Six years ago, Crystal Renn was an unknown size-0 model who moved to New York City from Clinton, Miss., to make it big. She struggled with her weight for years, however, and finally made the bold decision to switch to plus-size modeling. Now a healthy 165 lb., she is the highest-paid plus-size model in the world, having graced the covers of American Vogue and Harper's Bazaar and appeared in Dolce & Gabbana ads. The 23-year-old talks with TIME about her new book, Hungry, her size-0 modeling days and walking the runway for Jean Paul Gaultier.
How did you get into modeling?
When I was 14 years old, my mother put me in an etiquette beauty school. One day a scout came up to me and said, "Oh, my gosh, you're going to be the next supermodel." I didn't even know what that meant. He pulled out a picture of Gisele and said, "This is who you can be." But he said I had to lose nine inches off my hips. That was the beginning.

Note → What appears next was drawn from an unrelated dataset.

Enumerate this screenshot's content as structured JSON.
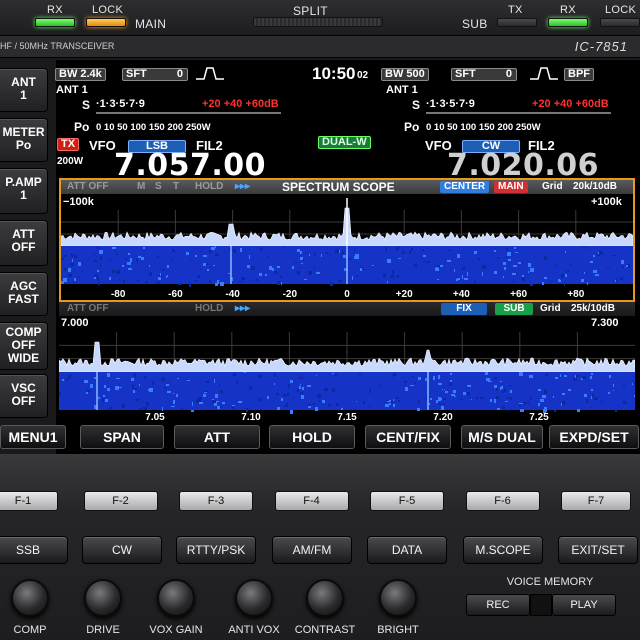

You got down to 95 lb. on your 5 ft. 9 in. frame. What was your typical
day like when you were a size-0 model?
Before I began modeling, I prepared for two years, and in that time I developed an eating disorder. My day would involve waking up and steaming vegetables. Then I would go to 10 castings, followed by a trip to the gym for three to four hours and sometimes even up to eight hours. I would eat lettuce and vegetables all day long, but I would think about food all the time.
When you look at a picture of yourself at that weight, what do you see?
Another person. It was very clear that I hated my life. During that time, I felt extremely detached from my body. I didn't feel like me or feel anything at all. The only way to survive was through detachment. I would wake up sometimes feeling like I had the flu times 10, and I knew I would have to go to the gym for eight hours.
What was it like to start eating again?
When I had the eating disorder, I never lost my love for food. I just told myself that if I wanted to be a model, I would have to stop [doing] one of my favorite things. I remember having my epiphany moment and making the decision to eat again. It was pretty amazing. My first meal was what many would regard as very healthy: a salad with salmon, walnuts and olive oil. At the time, I feared that I would gain 100 lb. with one bite. It didn't happen, and I felt superrelieved. I knew I was on the right path.
Do you still worry about your weight?
When it comes to food, I've been through such a deep, dark place with my body that I associate dieting and hating my body with extreme unhealth. I was losing my hair, I had no energy, and I was extremely depressed. I don't really watch my weight at all now. I do make sure that I eat as healthy as I can for energy purposes, but I no longer restrict my calorie intake to feel better about myself.
It took a lot of courage to write about this. How did the fashion industry
react to your book?
Surprisingly, I've found the industry to be extremely supportive. When I first moved over to plus-size modeling and I had this new body, I worked with an editor who knew me when I had the eating disorder. She said, "What happened to you? You look so much better now!" At that moment, I made a decision to tell the truth. I felt relief in telling my [story]. I think people in the industry have become more receptive to looking at different body types because of my book and my [decision to] speak out.
What was it like to walk out on the runway and close the Paris show for Jean
Paul Gaultier in 2005?
Walking for Jean Paul Gaultier was magical. I had no idea I was ending the show in the first place until I was about to walk out on the runway. This had been a dream of mine for so long, so it was definitely a moment. I never felt so accepted in my life, and I now know that change is possible after all in this industry.
What do you hope other women will gain from this book?
Women have come so far in the past 100 years. But what holds them back is lack of confidence and self-hatred. Those two things can affect every part of your life. I was at the lowest level you can be. It was only when I accepted myself that I managed to achieve [my goals] in life and work. Through this book, I want women to know that people in the [fashion] industry can relate to them too. Women struggle everywhere with their weight and their bodies, and no one talks about it. I wanted to speak for the unspoken.